377 Combination Sum IV

Intuition & Algorithm

At the first glampse of this question, I write down the dfs algorithm immediately. It works of course, but will encounter the Time Exceed error. The problem here is
it costs too much time to search all the possible paths, there are duplicates. For example:

[1, 2, 3] target=6

when we have picked 1 and 2, we need to find a combination summing to 3. When we have picked 3, again we need to find a combination whose sum is 3. So we do this subproblem multiple times

[1,2,3] target=3

It reminds us that dynamic programming can be used here.
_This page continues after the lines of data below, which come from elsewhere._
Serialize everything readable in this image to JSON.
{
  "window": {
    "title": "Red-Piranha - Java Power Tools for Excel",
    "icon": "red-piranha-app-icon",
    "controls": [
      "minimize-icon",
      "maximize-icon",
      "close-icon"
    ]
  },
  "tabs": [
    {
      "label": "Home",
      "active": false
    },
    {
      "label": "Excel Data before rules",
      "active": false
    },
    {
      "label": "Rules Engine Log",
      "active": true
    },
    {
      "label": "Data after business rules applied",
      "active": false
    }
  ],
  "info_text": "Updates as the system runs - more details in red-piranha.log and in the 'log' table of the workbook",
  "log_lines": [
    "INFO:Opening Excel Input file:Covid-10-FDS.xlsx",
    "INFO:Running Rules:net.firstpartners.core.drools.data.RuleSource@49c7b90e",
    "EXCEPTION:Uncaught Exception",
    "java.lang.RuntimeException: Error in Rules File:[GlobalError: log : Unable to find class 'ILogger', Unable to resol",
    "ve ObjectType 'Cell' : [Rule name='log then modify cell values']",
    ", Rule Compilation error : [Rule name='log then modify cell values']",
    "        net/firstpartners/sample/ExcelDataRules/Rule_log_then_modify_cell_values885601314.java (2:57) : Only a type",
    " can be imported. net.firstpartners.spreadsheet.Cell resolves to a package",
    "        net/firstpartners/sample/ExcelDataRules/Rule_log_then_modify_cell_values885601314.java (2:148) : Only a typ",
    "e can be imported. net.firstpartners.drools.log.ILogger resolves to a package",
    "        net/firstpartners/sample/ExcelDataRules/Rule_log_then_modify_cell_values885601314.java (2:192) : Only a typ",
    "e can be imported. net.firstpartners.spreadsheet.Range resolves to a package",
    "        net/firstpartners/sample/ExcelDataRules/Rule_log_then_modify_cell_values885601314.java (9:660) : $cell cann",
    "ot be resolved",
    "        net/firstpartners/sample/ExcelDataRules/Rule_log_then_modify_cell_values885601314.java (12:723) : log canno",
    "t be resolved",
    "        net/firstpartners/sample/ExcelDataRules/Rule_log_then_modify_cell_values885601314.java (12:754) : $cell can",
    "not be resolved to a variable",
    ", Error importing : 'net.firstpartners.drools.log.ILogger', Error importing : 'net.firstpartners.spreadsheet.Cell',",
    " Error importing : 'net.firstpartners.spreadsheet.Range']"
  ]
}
The state transition equation is:

$$dp[target] = dp[target-nums[0]]+dp[target-nums[1]]+...+dp[target-nums[n]]$$

Code

class Solution {

    public int combinationSum4(int[] nums, int target) {
        Arrays.sort(nums);
        if(nums.length == 0 || nums[0] > target)
            return 0;
        int[] dp = new int[target + 1];
        dp[nums[0]] = 1;
        dp[0] = 1;
        for(int i = nums[0]+1; i <= target;i++){
            for(int j = 0; j < nums.length; j++){
                if(i < nums[j])break;
                dp[i] += dp[i-nums[j]];
            } 
        }
        return dp[target];
    }
   
}

Complexity

Time Complexity: $O(target*n)$ Outter for loop iterates from nums[0] to target and inner for loop iterates over the array.

Space Complexity: $O(target)$ The cost of dp arrray.